According to a multitude of reporters, the Philadelphia Phillies have agreed to terms with shortstop Jimmy Rollins on a three-year, $33 million contract with a vesting option for a fourth year worth the same. Rollins, the team's longest-tenured member, seemingly waned from his previous demands of a five-year deal or a four-year contract with a fifth-year player option.
That's great for the team, considering that Rollins doesn't have five years left in the tank.
With Rollins back, this spells a few things. First and foremost, Freddy Galvis will not start for the Phillies anytime soon. He'll be stuck in Triple-A Lehigh Valley for the next three or four years, yet he'll still be only 24 years old should Rollins' new contract stand for four years and call for Galvis to start following its conclusion.
Then again, the Phillies could also use Galvis as a trade chip in any sort of deal should one be necessary next July or even sometime in the next few years. His defense is superb and his offense is gradually improving, and should it climb even higher next season, he'll be a hot commodity.
Whether Dontrelle Willis' signing with the team was a courtship to bring Rollins back to the City of Brotherly Love is a question for another time, but it sure helps nevertheless. However, the biggest question remaining in the minds of Phillies fans is this: will the team extend Cole Hamels next?
Until Vance Worley worked himself into the Phillies rotation, Hamels was the team's last homegrown player in the starting rotation as well as the rotation's youngest member, which consisted of Roy Halladay, Cliff Lee, Roy Oswalt, Hamels, and Joe Blanton on Opening Day of last season.
All of those pitchers were acquired via trades or free agent signings except Hamels, and all were at least 30 years old except Hamels.

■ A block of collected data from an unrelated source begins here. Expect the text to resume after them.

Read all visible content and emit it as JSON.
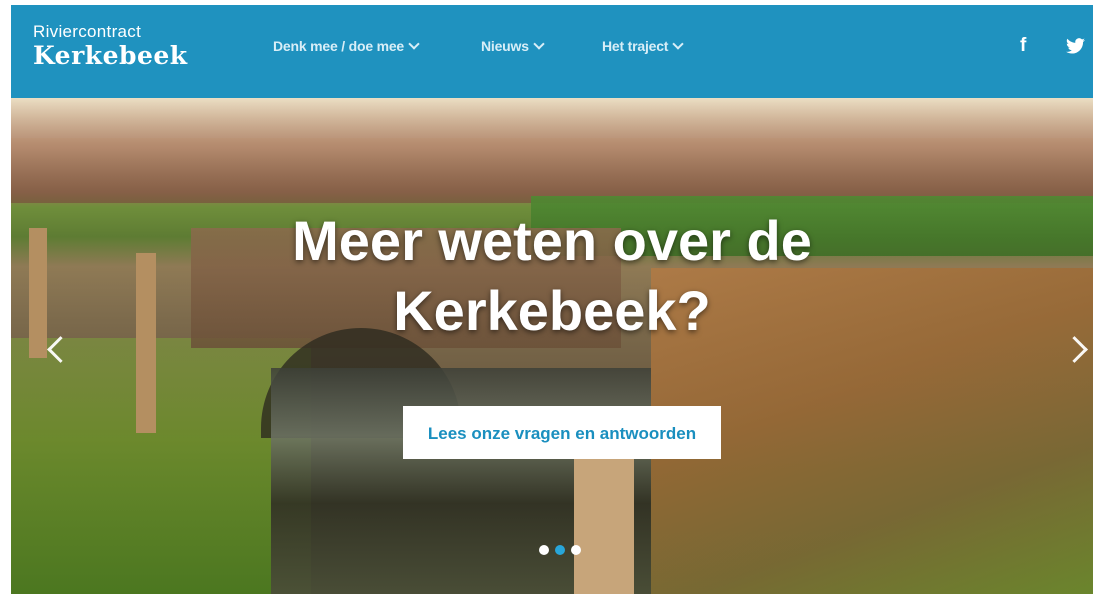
{
  "brand": {
    "top": "Riviercontract",
    "main": "Kerkebeek"
  },
  "nav": {
    "items": [
      {
        "label": "Denk mee / doe mee"
      },
      {
        "label": "Nieuws"
      },
      {
        "label": "Het traject"
      }
    ]
  },
  "social": {
    "facebook": "f"
  },
  "hero": {
    "title_line1": "Meer weten over de",
    "title_line2": "Kerkebeek?",
    "cta_label": "Lees onze vragen en antwoorden",
    "slides_total": 3,
    "active_slide": 2
  },
  "colors": {
    "header_bg": "#1f92bf",
    "cta_text": "#1a8fbf",
    "active_dot": "#28a6d9"
  },
  "icons": [
    "chevron-down-icon",
    "facebook-icon",
    "twitter-icon",
    "chevron-left-icon",
    "chevron-right-icon"
  ]
}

Now that Hamels is one of the premier starting southpaws in the game, it begs the question: what will it take for the team to keep him beyond next season?
Phillies GM Ruben Amaro, Jr. stated in an interview with NBC HardBallTalk's Craig Calcaterra at last week's Winter Meetings that the team would like to keep Hamels a lifelong Phillie, but that re-signing Rollins was his priority. Now that that's come to pass, how much will Hamels extension talks heat up?
Hamels' career numbers have been compared to those of Los Angeles Angels of Anaheim ace Jered Weaver, who signed a five-year, $85 million extension with his team late last season. But with Hamels being a lefty, his value automatically increases. and the fact that he's an ace drives it up even further.
It's been said that Hamels should command an extension comparable to Weaver's, but with Hamels being one of the best starters in the 2013 free agent class alongside Matt Cain and Zack Greinke, he could command even more, possibly becoming a $20 million-a-year player.
There's little doubt that Hamels will attain at least five years from the Phillies in an extension, but the price he'll come at if extended is vague. Will he take a hometown discount and sign for an extension around the price of Weaver's, or will he demand a contract worth an amount similar to one he'd make in free agency?
If the Phillies sign Hamels to an extension with an average annual value worth over $20 million, they would be the first team in major league history to have three starting pitchers on their roster making over $20 million a season. Will they offer that kind of contract to their organizational gem, or will they let the season play out first?
If I were Ruben Amaro, Jr., I'd lock him up now. He's vastly improved since his 2009 fall and will continue to do so should he stay on his current track. If he does even better next year, imagine the money he'll command in free agency next year. If the team wants to remain young and competitive beyond next year, they need to lock Hollywood Hamels up before it's too late.